German 2. Bundesliga outfit MSV Duisburg signed Kouemaha for their 2008–09 campaign. Boosted by his first nomination to the Cameroonian national team, Kouemaha answered the expectations once more by scoring 15 goals in 35 matches. His immediate success in German football led to a €1.2 million move to Belgian club Club Brugge KV for the 2009–10 season. His 16 league goals during that season made him the top goalgetter of the Belgian League. The steady progress in his career broke down with permanent problems with his Achilles tendon in the 2010–11 season which led to a rupture while playing on loan for 1. FC Kaiserslautern in February 2012. Kouemaha celebrated his comeback in the Bundesliga match against Mainz 05 on 27 November 2012 meanwhile playing for Eintracht Frankfurt on loan from Brugge.
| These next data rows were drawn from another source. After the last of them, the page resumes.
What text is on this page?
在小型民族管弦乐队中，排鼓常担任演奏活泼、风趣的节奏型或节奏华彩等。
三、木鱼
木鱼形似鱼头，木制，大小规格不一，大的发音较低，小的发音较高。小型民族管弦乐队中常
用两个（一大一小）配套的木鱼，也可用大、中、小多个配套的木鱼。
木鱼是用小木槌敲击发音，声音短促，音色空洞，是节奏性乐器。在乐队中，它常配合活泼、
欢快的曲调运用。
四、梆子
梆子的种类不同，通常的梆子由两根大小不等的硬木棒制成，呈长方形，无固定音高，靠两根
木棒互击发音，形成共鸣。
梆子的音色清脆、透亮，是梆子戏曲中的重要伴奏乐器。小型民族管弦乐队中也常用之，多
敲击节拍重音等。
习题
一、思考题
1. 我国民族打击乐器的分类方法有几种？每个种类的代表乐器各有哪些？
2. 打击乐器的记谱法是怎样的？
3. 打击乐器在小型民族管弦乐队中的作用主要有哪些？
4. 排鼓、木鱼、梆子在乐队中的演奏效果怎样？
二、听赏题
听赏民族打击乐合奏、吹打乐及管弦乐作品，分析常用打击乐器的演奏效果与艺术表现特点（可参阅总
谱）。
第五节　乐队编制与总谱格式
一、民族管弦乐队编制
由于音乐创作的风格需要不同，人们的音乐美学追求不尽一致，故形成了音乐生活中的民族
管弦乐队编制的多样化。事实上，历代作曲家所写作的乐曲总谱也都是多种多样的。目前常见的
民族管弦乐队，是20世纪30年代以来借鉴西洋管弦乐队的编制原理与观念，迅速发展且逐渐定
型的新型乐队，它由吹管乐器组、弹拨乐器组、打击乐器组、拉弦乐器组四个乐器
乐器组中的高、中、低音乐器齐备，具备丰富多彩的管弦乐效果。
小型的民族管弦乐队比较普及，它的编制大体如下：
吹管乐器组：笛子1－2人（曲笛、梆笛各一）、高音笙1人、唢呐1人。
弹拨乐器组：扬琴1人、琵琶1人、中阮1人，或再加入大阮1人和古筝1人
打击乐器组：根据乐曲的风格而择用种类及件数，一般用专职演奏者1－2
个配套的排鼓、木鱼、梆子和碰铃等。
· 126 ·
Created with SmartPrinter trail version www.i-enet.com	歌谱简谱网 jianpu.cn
In the beginning of 2013, he was loaned to Gaziantepspor having made only two short appearances for Eintracht. After spending two seasons in Turkey, he returned to the Belgian Pro League for Lierse on 16 June 2014, signing a two-year deal.

On 9 January 2016, Kouemaha signed with Iranian club Foolad.